Andrei disappears into the kitchen, and while he’s doing that, I snap a good fifteen pictures of the scene. Enough that there are identifiers of his bedroom. It’s not a guarantee, but it’s another insurance policy.
When he returns, I strip off my jacket and get to work. Andrei uncuffs her and rolls her up in the bedding while I hold back the urge to vomit all over his bedroom. When he’s done that, I point at the gloves and the bleach and tell him to get to work. He can’t clean for shit, but that’s exactly why it needs to be him.
“What are you going to do with her?” he asks as I start dragging the rolled-up bedding out of his bedroom.
“We’re going to plant a garden. Brighten up the place a little.”
“In the backyard?” He frowns.
“She’s not fucking going anywhere in my car.” I glare at him. “You should have thought of that before you did this.”
He doesn’t say a word, and it’s settled. Vasily never asks what I do with the bodies. He just asks if it’s taken care of. Unless Andrei decides to open his fat trap, there’s a good chance he’ll never know about this sloppily executed job. At least, not until I need him to.
Once I have the body in the kitchen, I open the garage and start digging through the piles of shit Andrei has accumulated over the years. I don’t know why he’s even bothered to keep half of it. There are at least a dozen boxes full of junk that I have to kick out of the way to get to the shovel. And it’s just my fucking luck that one of them rips at the side, scattering the contents all over the concrete floor.
For fuck’s sake.
I kneel and start shoveling the contents back into the box, but as I’m doing that, something catches my eye. At first glance, I don’t know why I pause. Only that it feels familiar. It isn’t until I pick up the small hand-carved trinket box that it comes back to me. The etching on the top is exactly like the one that sat on my mother’s nightstand. But this couldn’t be hers.
Even as I tell myself that, I’m hesitant to open it up. To confirm what I never wanted to believe. Because if it was hers, this would be a betrayal of the worst kind. A betrayal I could never come back from.
The hinges creak as I lift the lid, my lungs frozen as I peer inside at what is undoubtedly my mother’s jewelry. Her rings, a necklace, a bracelet. But I still don’t want to believe it. I can’t accept it until I pop the locket open and see a photograph of our family staring back at me.

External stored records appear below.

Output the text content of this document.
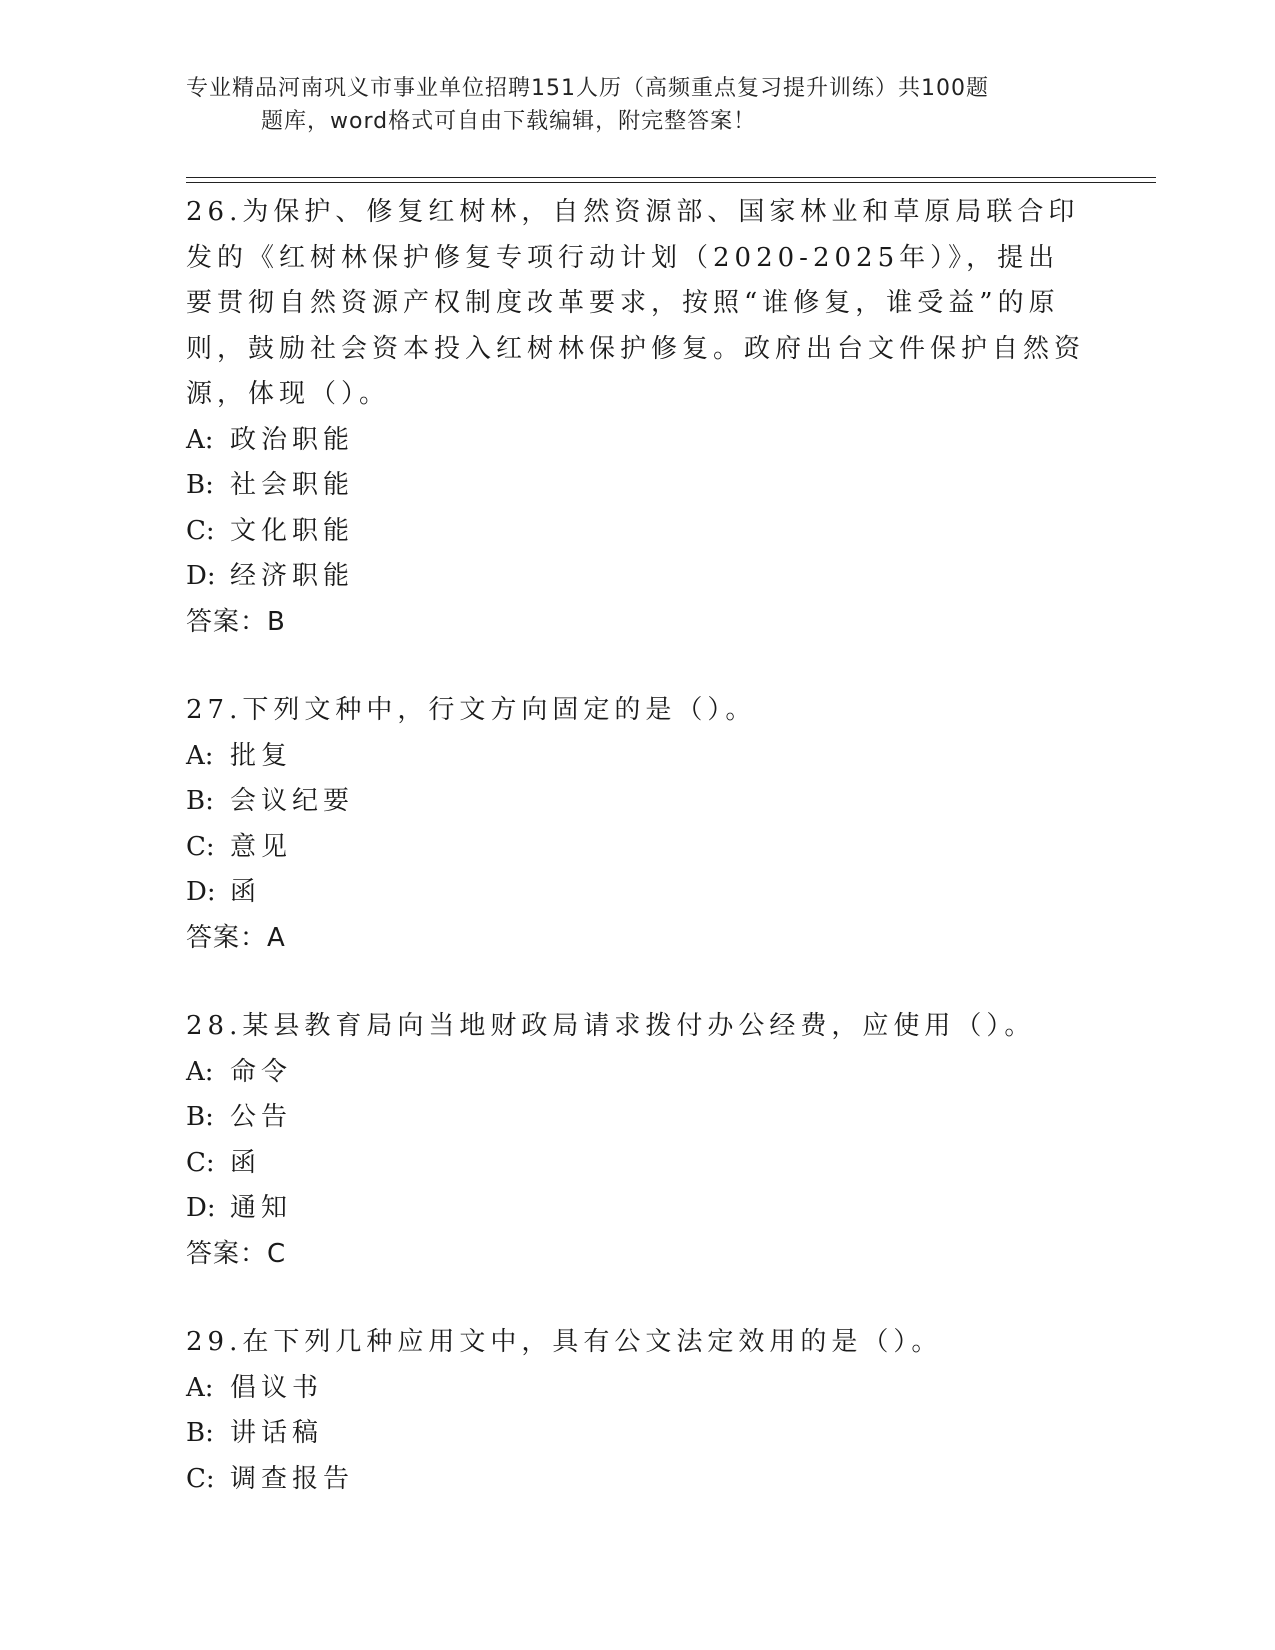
专业精品河南巩义市事业单位招聘151人历（高频重点复习提升训练）共100题
题库，word格式可自由下载编辑，附完整答案！

26.为保护、修复红树林，自然资源部、国家林业和草原局联合印发的《红树林保护修复专项行动计划（2020-2025年）》，提出要贯彻自然资源产权制度改革要求，按照“谁修复，谁受益”的原则，鼓励社会资本投入红树林保护修复。政府出台文件保护自然资源，体现（）。

A: 政治职能
B: 社会职能
C: 文化职能
D: 经济职能

答案：B

27.下列文种中，行文方向固定的是（）。

A: 批复
B: 会议纪要
C: 意见
D: 函

答案：A

28.某县教育局向当地财政局请求拨付办公经费，应使用（）。

A: 命令
B: 公告
C: 函
D: 通知

答案：C

29.在下列几种应用文中，具有公文法定效用的是（）。

A: 倡议书
B: 讲话稿
C: 调查报告
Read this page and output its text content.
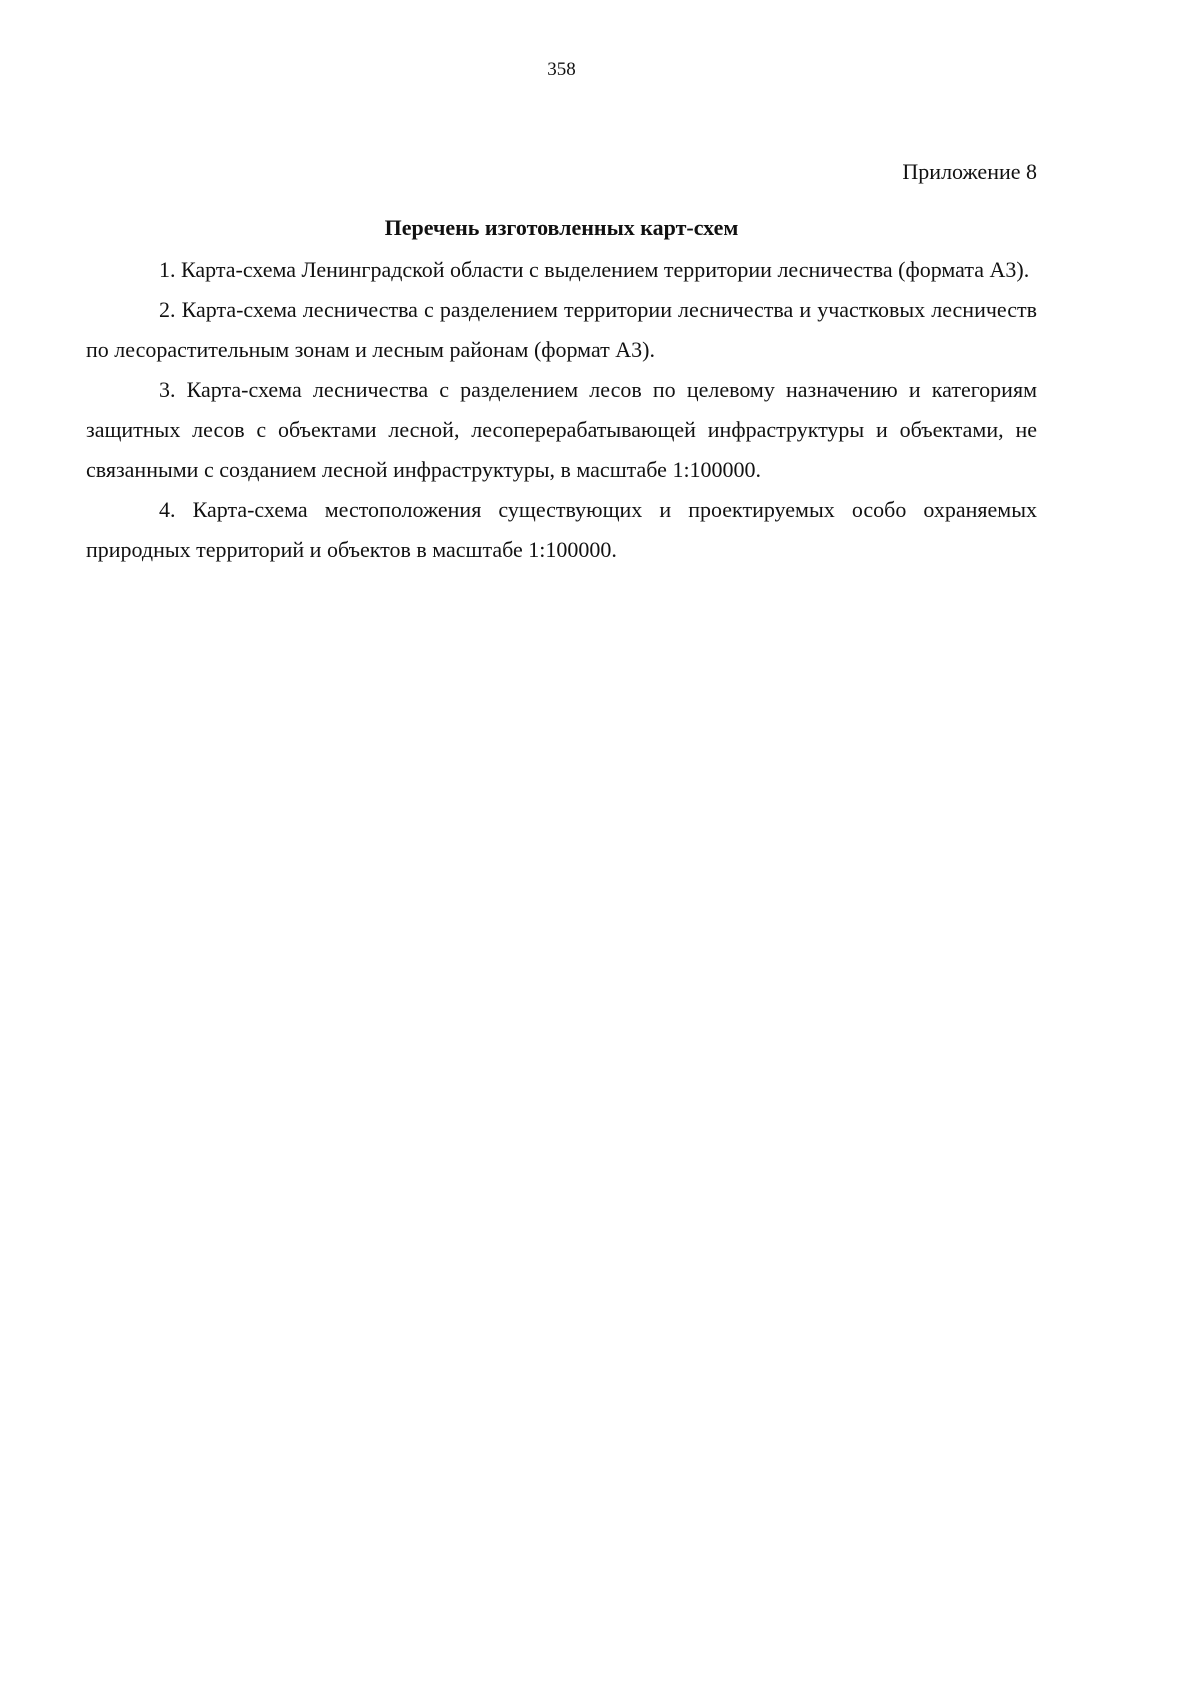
358
Приложение 8
Перечень изготовленных карт-схем
1. Карта-схема Ленинградской области с выделением территории лесничества (формата А3).
2. Карта-схема лесничества с разделением территории лесничества и участковых лесничеств по лесорастительным зонам и лесным районам (формат А3).
3. Карта-схема лесничества с разделением лесов по целевому назначению и категориям защитных лесов с объектами лесной, лесоперерабатывающей инфраструктуры и объектами, не связанными с созданием лесной инфраструктуры, в масштабе 1:100000.
4. Карта-схема местоположения существующих и проектируемых особо охраняемых природных территорий и объектов в масштабе 1:100000.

I claw at my neck, tugging the collar of my shirt down. I feel like I can’t fucking breathe. What the fuck? How did this get here? How the fuck did this get here?
The echo of Andrei’s footsteps in the house snaps me out of my delirium. Slamming the lid shut, I stuff the wooden box into my pocket and leave the rest of the shit on the floor. When he opens the door to the garage, I have the shovel in my grasp and a wild look in my eye. That I can be sure of.
Andrei gives me a questioning look but seems to disregard my sour mood. “I’m done cleaning. What should I do now?”
I stare at him for a beat too long, considering how bad it would be if I tortured him right here in his garage. If I cut off every one of his goddamn appendages and stuffed them down his own throat before I jammed a knife through his skull. It’s what I would have done. Two weeks ago, before Kat and Josh, I wouldn’t have hesitated. But right now, things need to go smoothly. This needs to be a clean break. And I need to fucking think before I act on my impulses because right now, I just want to beat him until his blood explodes across the ceiling.
“Go to the store and get some plants.” I toss him my car keys. “Whatever the fuck you can find this time of year.”
He nods and heads back for the house. But before he does, I stop him.